Оригинал находится здесь: SovLit — СовЛит
СЧАСТЬЕ
правитьЗахотелось человеку счастья — купил граммофон. Попала двуспальная кровать — и ее купил: в дому появились клопы. Расстроился человек, купил супоросую свинью.
— Вот кто меня осчастливит.
Свинья обманула: троих поросят задавила, троих слопала. Охнул человек, завел граммофон.
— Хоть ты порадуй.
В граммофоне захрюкали погибшие поросята. Захворал человек. Лег на двуспальную кровать — клопы окружили. К вечеру начал стонать, а вечером:
— Тихо скончался.
ЛЮБОВЬ
правитьНа лугах росли цветы: желтые, белые, голубые, лиловые. Над цветами летали мотыльки: молодые да веселые. Посидят на одном, на другой пересядут. Так и летали. Сел однажды мотылек на голубенькую незабудку и засиделся немножечко лишнего. Вот она и говорит ему:
— Милый мой, будь моим.
— Пусти, — сказал мотылек. — Мне хочется вон к этой ромашке.
— Нет, — сказала незабудка. — Ты мой. Я буду любить тебя до тех пор, пока не умрем. А если ты умрешь раньше — буду любить тебя мертвого…
Это была очень сильная любовь, но мотылек испугался и — умер от скуки…
ГОРЕ
правитьВыросла у девушки коса. Русая, золотистая. Смотрела девушка на свою косу и радовалась:
— Какая хорошая.
И люди говорили про девушкину косу:
— Какая хорошая.
Но вместе с косой выросло и девичье горе. Увидал мужчина русую косу и стал поить девушку хмельным напитком.
— Ты лучше всех. Ты прекраснее всех.
Пила девушка и не могла напиться. Пила и опьянела. Расплела русую косу, покрыла ею возлюбленного и продержала до самой зари. Поцеловал мужчина задрожавшие пальцы у девушки и пошел отыскивать другую косу, нерасплетенную.

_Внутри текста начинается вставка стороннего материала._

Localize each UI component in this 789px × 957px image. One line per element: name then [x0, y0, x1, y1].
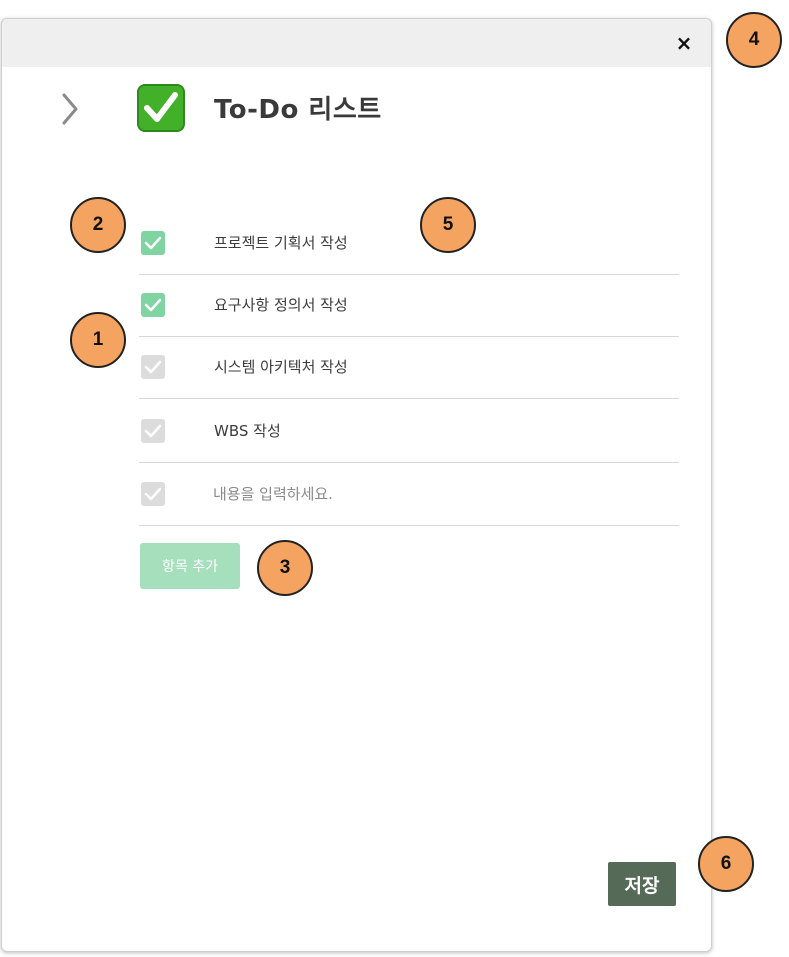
todo-label: 요구사항 정의서 작성: [214, 296, 348, 314]
check-box-icon: [136, 83, 186, 133]
callout-marker: 2: [70, 197, 126, 253]
todo-checkbox[interactable]: [141, 419, 165, 443]
checkmark-icon: [144, 487, 162, 501]
close-button[interactable]: ×: [673, 32, 695, 54]
callout-marker: 3: [257, 540, 313, 596]
todo-label: 시스템 아키텍처 작성: [214, 358, 348, 376]
callout-marker: 5: [420, 197, 476, 253]
dialog-title: To-Do 리스트: [214, 95, 382, 125]
todo-checkbox[interactable]: [141, 231, 165, 255]
chevron-right-icon[interactable]: [58, 91, 82, 127]
new-todo-input[interactable]: [211, 477, 655, 511]
close-icon: ×: [675, 31, 693, 55]
callout-marker: 6: [698, 836, 754, 892]
new-todo-checkbox[interactable]: [141, 482, 165, 506]
todo-item: WBS 작성: [139, 400, 679, 463]
checkmark-icon: [144, 236, 162, 250]
dialog-topbar: ×: [2, 19, 711, 67]
checkmark-icon: [144, 424, 162, 438]
todo-item: 시스템 아키텍처 작성: [139, 336, 679, 399]
todo-checkbox[interactable]: [141, 293, 165, 317]
save-button[interactable]: 저장: [608, 862, 676, 906]
todo-dialog: × To-Do 리스트 프로젝트 기획서 작성 요구사항 정의서 작성 시스템 …: [1, 18, 712, 952]
callout-marker: 1: [70, 312, 126, 368]
add-item-button[interactable]: 항목 추가: [140, 543, 240, 589]
todo-label: WBS 작성: [214, 422, 281, 440]
checkmark-icon: [144, 360, 162, 374]
todo-item: 요구사항 정의서 작성: [139, 274, 679, 337]
todo-checkbox[interactable]: [141, 355, 165, 379]
new-todo-row: [139, 463, 679, 526]
todo-label: 프로젝트 기획서 작성: [214, 234, 348, 252]
checkmark-icon: [144, 298, 162, 312]
callout-marker: 4: [726, 12, 782, 68]
todo-item: 프로젝트 기획서 작성: [139, 212, 679, 275]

Подошла девушка к зеркалу и увидела в нем девичье горе. Сама девушка была маленькая, а горе большое. Стала плакать. Думала: выплачется горе — меньше будет. А горе от слез все больше да больше. Совсем задавило девушку. Тогда девушка сказала:
— Умру. Радости нет.
Посмотрела в последний раз на вешнее солнце и — улыбнулась: тут горе-то и выпало из глаз у нее.
ЧЕЛОВЕК БЕЗ ОДЕЖДЫ
правитьКогда ему исполнилось девятнадцать лет, он увидел девушку и радостно воскликнул:
— Поздравь меня: мне исполнилось девятнадцать лет.
Девушка удивилась:
— Какое мне дело.
— Как? Ты не знаешь! Ведь мне же исполнилось девятнадцать лет. Я молодой, здоровый, сильный, ты тоже молодая, здоровая, сильная. Ты — колодец в степи, я — странник, жаждущий твоих родников…

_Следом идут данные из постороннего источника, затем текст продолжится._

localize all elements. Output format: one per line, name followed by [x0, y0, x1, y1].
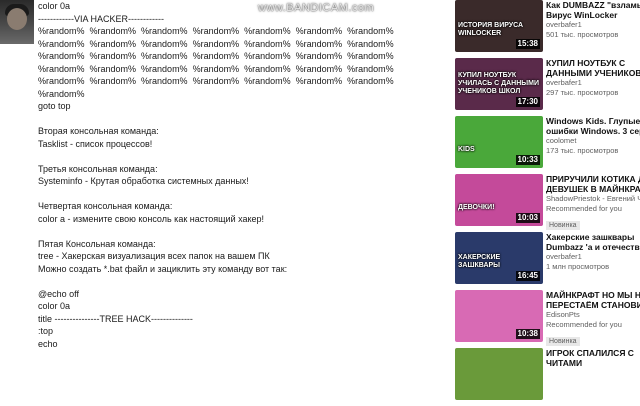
article-line: %random% %random% %random% %random% %ran… [38, 38, 394, 49]
article-line: Пятая Консольная команда: [38, 238, 156, 249]
video-channel[interactable]: overbafer1 [546, 78, 640, 88]
article-line: tree - Хакерская визуализация всех папок… [38, 251, 270, 261]
video-card[interactable]: девочки! 10:03 ПРИРУЧИЛИ КОТИКА ДЛЯ ДЕВУШЕ… [452, 174, 640, 232]
video-channel[interactable]: ShadowPriestok - Евгений Ч... [546, 194, 640, 204]
article-line: %random% %random% %random% %random% %ran… [38, 51, 394, 61]
video-thumbnail[interactable]: 10:38 [455, 290, 543, 342]
article-line: @echo off [38, 288, 79, 299]
article-line: %random% %random% %random% %random% %ran… [38, 63, 394, 74]
article-line: color 0a [38, 1, 71, 11]
video-info: Хакерские зашквары Dumbazz 'а и отечеств… [546, 232, 640, 272]
video-title[interactable]: Как DUMBAZZ "взламывает" Вирус WinLocker [546, 0, 640, 20]
video-thumbnail[interactable]: история вируса WINLOCKER 15:38 [455, 0, 543, 52]
article-text: color 0a ------------VIA HACKER----------… [38, 0, 438, 350]
article-line: Вторая консольная команда: [38, 126, 159, 136]
video-duration: 10:38 [515, 329, 540, 339]
video-card[interactable]: купил ноутбук училась с данными учеников… [452, 58, 640, 116]
video-duration: 10:03 [515, 213, 540, 223]
video-channel[interactable]: overbafer1 [546, 252, 640, 262]
video-thumbnail[interactable] [455, 348, 543, 400]
article-line: color 0a [38, 301, 71, 311]
video-info: МАЙНКРАФТ НО МЫ НЕ ПЕРЕСТАЁМ СТАНОВИТЬСЯ… [546, 290, 640, 348]
article-line [38, 113, 438, 126]
thumbnail-caption: купил ноутбук училась с данными учеников… [458, 72, 539, 95]
article-line: ------------VIA HACKER------------ [38, 13, 164, 24]
video-duration: 16:45 [515, 271, 540, 281]
video-duration: 17:30 [515, 97, 540, 107]
bandicam-watermark: www.BANDICAM.com [258, 2, 375, 14]
video-card[interactable]: Kids 10:33 Windows Kids. Глупые ошибки Win… [452, 116, 640, 174]
video-channel[interactable]: EdisonPts [546, 310, 640, 320]
webcam-face [7, 8, 27, 30]
article-line [38, 275, 438, 288]
thumbnail-caption: история вируса WINLOCKER [458, 22, 524, 37]
video-title[interactable]: Windows Kids. Глупые ошибки Windows. 3 с… [546, 116, 640, 136]
video-views: 501 тыс. просмотров [546, 30, 619, 39]
article-line: %random% %random% %random% %random% %ran… [38, 26, 394, 36]
video-title[interactable]: КУПИЛ НОУТБУК С ДАННЫМИ УЧЕНИКОВ И ИХ [546, 58, 640, 78]
article-line: %random% [38, 88, 85, 99]
article-line: Systeminfo - Крутая обработка системных … [38, 176, 249, 186]
video-title[interactable]: ИГРОК СПАЛИЛСЯ С ЧИТАМИ [546, 348, 640, 368]
video-info: Как DUMBAZZ "взламывает" Вирус WinLocker… [546, 0, 640, 40]
video-card[interactable]: 10:38 МАЙНКРАФТ НО МЫ НЕ ПЕРЕСТАЁМ СТАНОВ… [452, 290, 640, 348]
video-title[interactable]: Хакерские зашквары Dumbazz 'а и отечеств… [546, 232, 640, 252]
video-views: 297 тыс. просмотров [546, 88, 619, 97]
video-title[interactable]: ПРИРУЧИЛИ КОТИКА ДЛЯ ДЕВУШЕК В МАЙНКРАФТ… [546, 174, 640, 194]
video-title[interactable]: МАЙНКРАФТ НО МЫ НЕ ПЕРЕСТАЁМ СТАНОВИТЬСЯ [546, 290, 640, 310]
video-duration: 15:38 [515, 39, 540, 49]
video-channel[interactable]: overbafer1 [546, 20, 640, 30]
article-line [38, 188, 438, 201]
webcam-overlay [0, 0, 34, 44]
article-line: color a - измените свою консоль как наст… [38, 213, 265, 224]
new-badge: Новинка [546, 337, 580, 346]
thumbnail-caption: девочки! [458, 204, 495, 211]
article-line: echo [38, 338, 58, 349]
video-info: ИГРОК СПАЛИЛСЯ С ЧИТАМИ [546, 348, 640, 368]
thumbnail-caption: Kids [458, 146, 475, 153]
video-duration: 10:33 [515, 155, 540, 165]
article-line: %random% %random% %random% %random% %ran… [38, 76, 394, 86]
video-views: Recommended for you [546, 320, 622, 329]
article-line: Третья консольная команда: [38, 163, 158, 174]
video-info: ПРИРУЧИЛИ КОТИКА ДЛЯ ДЕВУШЕК В МАЙНКРАФТ… [546, 174, 640, 232]
article-line [38, 225, 438, 238]
new-badge: Новинка [546, 221, 580, 230]
video-thumbnail[interactable]: купил ноутбук училась с данными учеников… [455, 58, 543, 110]
thumbnail-caption: хакерские зашквары [458, 254, 501, 269]
article-line: Четвертая консольная команда: [38, 201, 173, 211]
video-thumbnail[interactable]: девочки! 10:03 [455, 174, 543, 226]
article-line: goto top [38, 101, 71, 111]
article-line: Tasklist - список процессов! [38, 138, 153, 149]
video-info: КУПИЛ НОУТБУК С ДАННЫМИ УЧЕНИКОВ И ИХove… [546, 58, 640, 98]
video-card[interactable]: история вируса WINLOCKER 15:38 Как DUMBAZZ… [452, 0, 640, 58]
video-channel[interactable]: coolomet [546, 136, 640, 146]
article-line: :top [38, 326, 54, 336]
video-views: 173 тыс. просмотров [546, 146, 619, 155]
video-info: Windows Kids. Глупые ошибки Windows. 3 с… [546, 116, 640, 156]
article-line [38, 150, 438, 163]
video-card[interactable]: ИГРОК СПАЛИЛСЯ С ЧИТАМИ [452, 348, 640, 406]
article-line: Можно создать *.bat файл и зациклить эту… [38, 263, 288, 274]
article-line: title ---------------TREE HACK----------… [38, 313, 193, 324]
video-views: 1 млн просмотров [546, 262, 610, 271]
video-views: Recommended for you [546, 204, 622, 213]
video-card[interactable]: хакерские зашквары 16:45 Хакерские зашквар… [452, 232, 640, 290]
video-thumbnail[interactable]: Kids 10:33 [455, 116, 543, 168]
video-thumbnail[interactable]: хакерские зашквары 16:45 [455, 232, 543, 284]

Девушка отвернулась. Человек без одежды стоял пораженный.
— Кто же будет пить воду твоих родников? Верблюд?
В реке купалась женщина. Человек без одежды восторженно крикнул:
— О, лоза виноградная. Гроздья ягод твоих налиты соком, и ты поджидаешь садовника. Ты не хочешь, чтоб сердце мое опьянилось вином твоих ягод.

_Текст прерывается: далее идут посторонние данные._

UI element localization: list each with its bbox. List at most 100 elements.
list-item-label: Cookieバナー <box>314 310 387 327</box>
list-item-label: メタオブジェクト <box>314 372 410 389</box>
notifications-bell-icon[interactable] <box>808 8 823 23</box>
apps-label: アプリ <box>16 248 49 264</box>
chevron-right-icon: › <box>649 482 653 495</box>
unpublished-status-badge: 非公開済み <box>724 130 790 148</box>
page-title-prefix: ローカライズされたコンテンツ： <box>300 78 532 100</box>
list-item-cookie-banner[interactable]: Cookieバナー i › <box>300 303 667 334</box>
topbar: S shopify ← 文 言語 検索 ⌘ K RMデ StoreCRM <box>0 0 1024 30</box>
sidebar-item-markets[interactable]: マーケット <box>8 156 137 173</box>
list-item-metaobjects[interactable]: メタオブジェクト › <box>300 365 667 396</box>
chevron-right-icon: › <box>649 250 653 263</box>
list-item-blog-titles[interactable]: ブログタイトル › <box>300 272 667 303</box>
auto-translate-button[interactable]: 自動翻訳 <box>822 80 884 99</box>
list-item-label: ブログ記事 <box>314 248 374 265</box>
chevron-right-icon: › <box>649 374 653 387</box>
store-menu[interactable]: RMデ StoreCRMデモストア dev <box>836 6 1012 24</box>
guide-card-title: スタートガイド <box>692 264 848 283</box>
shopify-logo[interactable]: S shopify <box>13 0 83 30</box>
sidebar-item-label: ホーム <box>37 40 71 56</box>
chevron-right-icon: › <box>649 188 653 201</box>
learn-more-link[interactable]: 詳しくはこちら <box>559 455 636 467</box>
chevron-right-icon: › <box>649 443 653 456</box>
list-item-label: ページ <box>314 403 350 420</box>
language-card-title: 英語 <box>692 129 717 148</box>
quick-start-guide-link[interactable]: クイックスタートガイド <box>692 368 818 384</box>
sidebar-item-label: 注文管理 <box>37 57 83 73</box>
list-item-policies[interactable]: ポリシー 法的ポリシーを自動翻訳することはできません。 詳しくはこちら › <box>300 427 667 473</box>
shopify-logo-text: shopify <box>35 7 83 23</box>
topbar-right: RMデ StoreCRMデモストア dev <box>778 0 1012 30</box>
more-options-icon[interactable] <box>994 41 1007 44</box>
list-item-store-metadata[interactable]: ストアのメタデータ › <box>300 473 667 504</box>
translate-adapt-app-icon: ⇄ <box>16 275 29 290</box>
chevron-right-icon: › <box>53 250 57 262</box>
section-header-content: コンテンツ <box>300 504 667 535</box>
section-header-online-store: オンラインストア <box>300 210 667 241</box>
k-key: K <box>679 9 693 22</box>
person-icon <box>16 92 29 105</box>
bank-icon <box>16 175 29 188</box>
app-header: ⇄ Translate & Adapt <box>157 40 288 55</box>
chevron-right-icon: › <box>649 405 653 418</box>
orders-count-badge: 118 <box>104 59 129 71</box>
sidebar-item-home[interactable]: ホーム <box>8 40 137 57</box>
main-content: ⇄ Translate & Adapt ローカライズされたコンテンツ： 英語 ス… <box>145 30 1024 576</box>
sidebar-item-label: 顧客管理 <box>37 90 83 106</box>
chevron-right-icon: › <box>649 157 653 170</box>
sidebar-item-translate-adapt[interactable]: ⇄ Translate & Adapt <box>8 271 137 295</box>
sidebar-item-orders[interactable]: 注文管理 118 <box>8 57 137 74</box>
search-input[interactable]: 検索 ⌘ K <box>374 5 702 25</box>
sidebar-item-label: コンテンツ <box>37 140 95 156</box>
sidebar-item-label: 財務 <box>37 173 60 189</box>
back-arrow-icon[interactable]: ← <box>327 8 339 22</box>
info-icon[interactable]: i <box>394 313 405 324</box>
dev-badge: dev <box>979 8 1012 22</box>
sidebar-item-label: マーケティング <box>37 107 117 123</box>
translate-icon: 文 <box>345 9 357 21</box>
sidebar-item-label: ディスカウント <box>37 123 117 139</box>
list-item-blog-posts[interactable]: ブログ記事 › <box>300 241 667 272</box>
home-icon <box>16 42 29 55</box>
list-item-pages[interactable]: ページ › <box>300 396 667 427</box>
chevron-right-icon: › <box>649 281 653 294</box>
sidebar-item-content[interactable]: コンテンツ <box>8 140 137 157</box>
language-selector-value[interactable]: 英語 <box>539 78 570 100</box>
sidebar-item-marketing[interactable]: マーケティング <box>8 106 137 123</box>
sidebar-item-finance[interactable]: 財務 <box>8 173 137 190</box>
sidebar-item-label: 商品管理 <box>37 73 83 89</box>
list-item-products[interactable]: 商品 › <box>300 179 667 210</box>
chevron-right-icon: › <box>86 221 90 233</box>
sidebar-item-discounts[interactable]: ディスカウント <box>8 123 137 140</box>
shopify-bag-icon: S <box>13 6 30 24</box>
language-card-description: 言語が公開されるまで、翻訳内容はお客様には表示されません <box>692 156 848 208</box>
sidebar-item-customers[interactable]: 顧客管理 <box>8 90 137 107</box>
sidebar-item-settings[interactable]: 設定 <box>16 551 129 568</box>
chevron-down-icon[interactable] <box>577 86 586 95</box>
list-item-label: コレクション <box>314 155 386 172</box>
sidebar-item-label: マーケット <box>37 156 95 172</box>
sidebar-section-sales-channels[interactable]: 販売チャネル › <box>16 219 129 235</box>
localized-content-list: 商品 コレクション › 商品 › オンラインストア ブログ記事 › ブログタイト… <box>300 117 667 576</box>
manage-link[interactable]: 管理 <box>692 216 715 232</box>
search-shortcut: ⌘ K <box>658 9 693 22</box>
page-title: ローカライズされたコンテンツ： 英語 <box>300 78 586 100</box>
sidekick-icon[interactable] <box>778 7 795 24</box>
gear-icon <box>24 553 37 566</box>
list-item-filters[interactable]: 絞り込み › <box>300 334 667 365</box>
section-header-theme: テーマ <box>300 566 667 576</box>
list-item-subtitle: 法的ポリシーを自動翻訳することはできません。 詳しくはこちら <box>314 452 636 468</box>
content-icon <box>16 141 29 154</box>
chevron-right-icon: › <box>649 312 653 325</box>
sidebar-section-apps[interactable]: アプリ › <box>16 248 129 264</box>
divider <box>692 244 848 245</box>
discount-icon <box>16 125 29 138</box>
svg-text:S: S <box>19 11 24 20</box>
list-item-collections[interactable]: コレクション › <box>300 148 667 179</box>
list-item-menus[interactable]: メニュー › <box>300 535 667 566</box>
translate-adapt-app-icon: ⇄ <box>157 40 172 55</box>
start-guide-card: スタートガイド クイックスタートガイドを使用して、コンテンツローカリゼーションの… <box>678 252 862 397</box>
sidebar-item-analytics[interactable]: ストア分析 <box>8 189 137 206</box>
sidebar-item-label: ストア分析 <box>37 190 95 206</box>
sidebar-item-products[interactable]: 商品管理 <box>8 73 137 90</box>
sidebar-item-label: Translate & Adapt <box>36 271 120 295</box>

Глаза, говорящие правду, ответили:
— Пей.
А язык, научившийся лгать, прошептал:
— Я поджидаю другого.
— Напой меня первого. А когда я напьюсь, уступлю свое место другому. В гроздьях ягод твоих хватит обоим…
— Милый, — сказала женщина. — Ты, верно, не из нашей страны. Наши юноши обнажаются только ночью, под душным шатром одеяла, ты же подходишь ко мне обнаженный при солнечном свете. Разве не знаешь, что стыдно показывать тело?
Человек без одежды воскликнул:
— Отец. Я не знаю тебя, но зачем ты дал мне такое скверное тело, которое стыдно показывать людям. Дал бы ты мне тело белого ландыша, чтобы девушки нежно к устам прижимали его…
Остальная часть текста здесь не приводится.